Someday, people are truly going to respect what Jimmie Johnson has done and is continuing to do. His dominance over the past four years has been unbelievable and his four consecutive NASCAR Sprint Cup championships are record setting.
Let’s not forget, too, that this is not the 1950s and 1960s when there were only a few qualified drivers out there and winning among them seemed to be a weekly event.
No. This is a day and age when the technology and the ability of those who roll out onto the track each week make even the weakest of drivers competitive for at least a portion of the race.
When it’s all said and done, Johnson will go down as one of the greatest drivers of all time. Sure, he pretty much had his fourth championship locked up before even starting his engine on Sunday at Homestead-Miami Speedway, and sure, he only had to finish 25th or better to make everything official. But Johnson went about this year’s Chase for the NASCAR Sprint Cup like a champion from the very beginning. He won, and he raced like he needed to be in the top five at the end of every race.
He overcame and then held off a tough Mark Martin, the sentimental favorite to unseat him as champ, and even put a decent amount of points space between the two of them.
Also, no one else in the Chase field ever stood a chance once Johnson climbed back into first-place either. Johnson is just built for the Chase, and his record in Chase races speaks for itself.
In the four years that Johnson has won the Sprint Cup title, he’s raced in 40 Chase races and won 12. He’s also recorded 24 top-five finishes and 31 top 10s. He’s led 2,756, or 21.5 percent, of all Chase laps during that stretch.
Even more impressive, Johnson has finished fifth or better in the final championship points standings each year since joining the Sprint Cup full-time in 2002, and, at age 34, he is already more than halfway to owning the all-time championships record currently shared by Richard Petty and the late Dale Earnhardt at seven and is tied with teammate Jeff Gordon, who also has four.

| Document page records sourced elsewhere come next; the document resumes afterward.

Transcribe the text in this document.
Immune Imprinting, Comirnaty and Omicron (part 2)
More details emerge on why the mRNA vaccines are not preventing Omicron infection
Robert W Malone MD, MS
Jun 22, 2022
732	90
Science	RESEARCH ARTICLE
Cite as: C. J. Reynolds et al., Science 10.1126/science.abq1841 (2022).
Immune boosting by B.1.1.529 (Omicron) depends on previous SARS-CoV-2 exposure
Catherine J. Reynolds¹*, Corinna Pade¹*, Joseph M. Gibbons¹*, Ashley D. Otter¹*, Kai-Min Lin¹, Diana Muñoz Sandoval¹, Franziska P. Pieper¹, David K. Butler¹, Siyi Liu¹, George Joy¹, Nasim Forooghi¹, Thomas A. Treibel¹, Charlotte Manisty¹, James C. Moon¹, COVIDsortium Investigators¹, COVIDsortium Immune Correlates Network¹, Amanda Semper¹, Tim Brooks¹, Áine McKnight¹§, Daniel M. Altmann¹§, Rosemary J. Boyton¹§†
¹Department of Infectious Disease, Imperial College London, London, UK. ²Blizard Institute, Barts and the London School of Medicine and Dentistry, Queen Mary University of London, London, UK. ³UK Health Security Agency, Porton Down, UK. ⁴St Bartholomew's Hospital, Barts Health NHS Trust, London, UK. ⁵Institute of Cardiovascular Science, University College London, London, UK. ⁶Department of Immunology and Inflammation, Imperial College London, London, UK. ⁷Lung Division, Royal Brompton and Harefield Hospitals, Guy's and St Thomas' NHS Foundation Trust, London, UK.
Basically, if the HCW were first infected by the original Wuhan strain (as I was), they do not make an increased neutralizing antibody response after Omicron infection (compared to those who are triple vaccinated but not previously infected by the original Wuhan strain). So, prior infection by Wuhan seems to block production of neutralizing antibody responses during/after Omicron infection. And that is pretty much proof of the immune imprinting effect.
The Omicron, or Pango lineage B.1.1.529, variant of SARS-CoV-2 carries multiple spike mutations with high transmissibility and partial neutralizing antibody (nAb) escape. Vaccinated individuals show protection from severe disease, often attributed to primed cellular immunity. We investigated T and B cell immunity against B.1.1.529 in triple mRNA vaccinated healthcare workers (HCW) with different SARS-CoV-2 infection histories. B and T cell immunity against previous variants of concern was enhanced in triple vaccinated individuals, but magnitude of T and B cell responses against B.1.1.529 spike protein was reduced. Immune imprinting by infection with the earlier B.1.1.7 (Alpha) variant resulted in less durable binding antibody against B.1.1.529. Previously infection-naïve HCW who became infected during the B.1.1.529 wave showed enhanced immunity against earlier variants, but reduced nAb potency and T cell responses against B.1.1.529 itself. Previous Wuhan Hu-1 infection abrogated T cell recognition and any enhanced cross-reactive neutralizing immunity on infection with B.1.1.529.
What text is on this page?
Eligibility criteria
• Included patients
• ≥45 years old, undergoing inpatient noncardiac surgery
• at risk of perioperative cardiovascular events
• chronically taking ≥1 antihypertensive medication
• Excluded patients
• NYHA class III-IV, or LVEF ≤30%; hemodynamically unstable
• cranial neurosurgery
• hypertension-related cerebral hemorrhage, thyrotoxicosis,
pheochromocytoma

Before it is all said and done, Johnson may just be considered the best. Heck, he may just be the best ever right now.
NEW ROLE FOR RAY?
Former crew chief and car owner Ray Evernham might just want to get back into the day-to-day activities of running a NASCAR race team.
OK, so maybe he isn’t coming right out and saying as much, but if his comments to NASCAR.com over the weekend are any indication, we may just be seeing the former voice in Gordon’s head back atop a pit box before long.
“Unfortunately for me, there are a lot of legal things going on right now. And there will be more legal things to come,” Evernham, who is a minority stockholder in Richard Petty Motorsports and also serves as a color analyst for ESPN TV race broadcasts, said. “I’m not 100 percent sure (what I’ll be doing next year). Right now I have a contract on the table from ESPN — and I love working for ESPN. I have a blast with what I do there.
“We’ll have to see. I’m not going to say that I’ll never be back over here. I just don’t know in what capacity.”
Evernham’s minority ownership stake in RPM came as part of a merger deal between Petty Enterprises and Gillett Evernham Motorsports, of which Evernham was a minority owner with current businessman George Gillett.
He’s told a number of media that he would like out of his current role at RPM, which has recently announced yet more merger plans, this time with Yates Racing, adding that he’d like to be more involved with the racing aspect of an organization.
He currently has a non-compete clause that he signed as part of the GEM deal that needs some clarification now that GEM ceases to exist. When asked by NASCAR.com about the non-compete clause and what it means after all the merger deals, Evernham would only say that “those are all the things that we’re working on.”